The part of the story was the extremely volatile Transportation Equipment side, and more specifically, from the Non-Defense Aircraft component, which is often the case when we get an unusually good (or bad) headline durable goods number. That is mostly orders for big 777's and 747's from Boeing (NYSE: BA), which are very expensive items. It also includes orders for business jets from firms like Textron (NYSE: TXT).
A few orders for new jumbo jets can really skew the numbers for the month. Excluding transportation equipment, new orders fell 0.6%, far below expectations for a 1.8% increase.
Overall transportation equipment orders were down 1.9%, and non-defense aircraft were up 26.7%. Last month's numbers were heavily revised for the sector. Total transportation equipment orders are now seen as having been up 29.6% in January, when it was originally reported as an decline of 7.6%. More specifically, non-defense aircraft orders rose a stunning 5564%, not the 4900% first reported. No I didn't forget to put in a decimal point. It's just a case of dividing by almost zero.
The non-defense aircraft numbers are beyond volatile. In December, aircraft orders dropped to almost nothing, falling 97.2% (revised from a 97.1% decline) and that came on the heels of a 59.6% drop in November.
If one want to gauge how much demand for long-lasting goods is coming from the private sector, then one needs to strip out orders from the Pentagon. Falling defense orders were a big part of the weakness this month. Excluding defense, orders for durable goods were up 0.4% after rising 2.8% (revised from 1.9%) in January, after falling 0.5% (revised from down 0.2%) in December.
Extremely Disappointing Numbers
This month's numbers are extremely disappointing, especially if that aircraft component is stripped out. Last month's numbers were revised sharply higher, and that is the third month in a row that has happened. The January revisions were much smaller than those of December last month.
Those December revisions were some of the largest I can recall seeing, and I have been looking at this data and writing about it as it comes out for five years now. Usually the revisions to the prior month are a few tenths of a percent, not over 2 full percentage points. The changes in the base for month-to-month changes makes interpreting the current month numbers more difficult.
One of the most significant details of this report is what is known as "core capital goods." Those are orders for non-defense capital goods, excluding aircraft. That is a very good proxy for what businesses are investing in equipment and software. That investment is a direct input into the GDP growth calculations, and one of the real bright spots for the economy in the first half of the year.
That is the sort of spending that is a bet on the economic future of the country, and is also one of the areas that trends to swing with overall economic conditions. Those swings are a big factor in determining if the economy is growing or shrinking.
Core Capital Goods
On that front, the news so far this year is just plain ugly.
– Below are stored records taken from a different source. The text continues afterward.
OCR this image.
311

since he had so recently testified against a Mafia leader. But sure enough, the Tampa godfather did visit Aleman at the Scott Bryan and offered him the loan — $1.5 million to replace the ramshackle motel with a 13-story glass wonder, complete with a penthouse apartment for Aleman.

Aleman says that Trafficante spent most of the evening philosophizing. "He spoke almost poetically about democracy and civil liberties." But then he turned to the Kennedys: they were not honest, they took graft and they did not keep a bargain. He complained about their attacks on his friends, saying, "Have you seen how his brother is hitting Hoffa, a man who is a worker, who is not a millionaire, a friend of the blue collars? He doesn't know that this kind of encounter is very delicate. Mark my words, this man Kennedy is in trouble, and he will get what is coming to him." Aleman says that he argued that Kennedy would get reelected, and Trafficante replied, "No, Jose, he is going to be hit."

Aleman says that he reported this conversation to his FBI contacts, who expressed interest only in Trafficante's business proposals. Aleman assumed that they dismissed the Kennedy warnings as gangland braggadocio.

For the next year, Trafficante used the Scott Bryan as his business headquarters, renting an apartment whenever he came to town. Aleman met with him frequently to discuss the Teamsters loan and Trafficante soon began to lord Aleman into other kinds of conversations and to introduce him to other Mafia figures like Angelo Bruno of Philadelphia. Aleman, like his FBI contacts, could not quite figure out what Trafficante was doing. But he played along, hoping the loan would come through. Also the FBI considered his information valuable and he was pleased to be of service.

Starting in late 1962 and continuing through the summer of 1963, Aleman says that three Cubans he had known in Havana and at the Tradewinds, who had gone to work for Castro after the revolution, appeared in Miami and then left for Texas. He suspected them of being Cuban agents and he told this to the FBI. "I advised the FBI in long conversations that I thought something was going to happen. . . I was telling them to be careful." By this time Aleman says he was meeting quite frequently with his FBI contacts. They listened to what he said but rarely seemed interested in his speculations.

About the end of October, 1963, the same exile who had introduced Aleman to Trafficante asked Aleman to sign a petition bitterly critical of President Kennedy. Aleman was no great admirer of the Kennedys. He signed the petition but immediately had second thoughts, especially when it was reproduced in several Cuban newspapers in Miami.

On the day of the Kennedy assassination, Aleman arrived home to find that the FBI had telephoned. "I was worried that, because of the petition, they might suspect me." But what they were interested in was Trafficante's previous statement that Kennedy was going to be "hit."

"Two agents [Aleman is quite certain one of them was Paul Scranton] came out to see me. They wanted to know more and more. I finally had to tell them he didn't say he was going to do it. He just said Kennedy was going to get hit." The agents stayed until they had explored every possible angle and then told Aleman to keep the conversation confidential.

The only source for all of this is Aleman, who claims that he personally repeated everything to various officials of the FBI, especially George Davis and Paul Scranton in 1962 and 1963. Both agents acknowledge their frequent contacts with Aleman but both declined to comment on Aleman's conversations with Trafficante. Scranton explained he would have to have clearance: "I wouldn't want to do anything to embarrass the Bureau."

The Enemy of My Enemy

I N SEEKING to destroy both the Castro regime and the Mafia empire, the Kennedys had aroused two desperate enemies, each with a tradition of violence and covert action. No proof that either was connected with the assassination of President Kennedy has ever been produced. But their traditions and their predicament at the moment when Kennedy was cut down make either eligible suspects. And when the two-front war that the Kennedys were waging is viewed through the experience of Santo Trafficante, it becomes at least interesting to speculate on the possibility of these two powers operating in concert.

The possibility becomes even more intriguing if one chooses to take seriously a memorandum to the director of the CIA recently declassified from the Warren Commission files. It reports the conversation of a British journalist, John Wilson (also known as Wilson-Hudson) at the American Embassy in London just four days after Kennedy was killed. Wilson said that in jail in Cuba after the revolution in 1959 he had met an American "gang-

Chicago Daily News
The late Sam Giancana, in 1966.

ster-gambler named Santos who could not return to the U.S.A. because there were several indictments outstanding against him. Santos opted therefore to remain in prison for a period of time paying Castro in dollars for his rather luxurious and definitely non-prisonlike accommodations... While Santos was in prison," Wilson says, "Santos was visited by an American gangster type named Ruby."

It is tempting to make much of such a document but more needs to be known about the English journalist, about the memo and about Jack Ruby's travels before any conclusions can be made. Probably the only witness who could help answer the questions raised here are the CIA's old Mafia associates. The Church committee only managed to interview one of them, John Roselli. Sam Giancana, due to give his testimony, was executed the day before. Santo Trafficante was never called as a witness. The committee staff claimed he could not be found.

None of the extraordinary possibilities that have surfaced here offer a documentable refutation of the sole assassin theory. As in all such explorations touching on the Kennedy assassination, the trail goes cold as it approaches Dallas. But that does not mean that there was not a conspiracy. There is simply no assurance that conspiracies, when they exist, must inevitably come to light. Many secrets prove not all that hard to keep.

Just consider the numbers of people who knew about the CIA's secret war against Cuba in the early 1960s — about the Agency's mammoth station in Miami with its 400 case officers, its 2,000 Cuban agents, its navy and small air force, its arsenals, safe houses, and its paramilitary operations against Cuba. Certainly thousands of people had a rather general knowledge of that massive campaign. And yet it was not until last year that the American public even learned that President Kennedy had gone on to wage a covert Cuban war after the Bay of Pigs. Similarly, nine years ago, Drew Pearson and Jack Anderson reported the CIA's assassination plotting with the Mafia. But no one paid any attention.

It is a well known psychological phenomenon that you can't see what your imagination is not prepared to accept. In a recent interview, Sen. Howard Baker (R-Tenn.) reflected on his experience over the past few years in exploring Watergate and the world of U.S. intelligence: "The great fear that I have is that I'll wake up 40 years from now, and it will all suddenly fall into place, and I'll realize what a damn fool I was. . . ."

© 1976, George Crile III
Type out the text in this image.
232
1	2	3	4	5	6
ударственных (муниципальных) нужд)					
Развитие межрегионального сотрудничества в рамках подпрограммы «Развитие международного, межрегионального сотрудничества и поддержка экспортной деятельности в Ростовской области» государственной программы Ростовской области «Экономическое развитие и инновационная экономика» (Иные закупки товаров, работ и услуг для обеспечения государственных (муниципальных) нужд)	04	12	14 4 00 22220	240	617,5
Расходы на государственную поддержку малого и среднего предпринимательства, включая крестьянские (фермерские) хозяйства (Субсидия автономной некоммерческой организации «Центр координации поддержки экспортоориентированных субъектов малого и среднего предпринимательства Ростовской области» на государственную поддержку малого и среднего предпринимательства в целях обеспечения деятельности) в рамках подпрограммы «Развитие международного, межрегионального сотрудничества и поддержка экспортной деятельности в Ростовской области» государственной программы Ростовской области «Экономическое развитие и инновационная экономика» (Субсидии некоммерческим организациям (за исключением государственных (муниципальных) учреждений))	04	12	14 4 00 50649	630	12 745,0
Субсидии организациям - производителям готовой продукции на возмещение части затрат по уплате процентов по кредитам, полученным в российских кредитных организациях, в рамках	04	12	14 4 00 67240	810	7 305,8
Core capital goods orders fell by 1.3% after a 6.0% tumble in January (revised from a decline of 6.9%). If it is not revised away next month, it would be a sign that businesses are pulling in their horns on new investment, and that sure will not help the recovery.
While the rebound of non-defense aircraft is the biggest sector story in this report by a very wide margin, it is not the only one of note. While a total lack of orders for last month can hardly be good news not only for the big names like Boeing, and the big name suppliers like United Technologies (UTX), but eventually it is bad news for thousands of much smaller sub-contractors as well.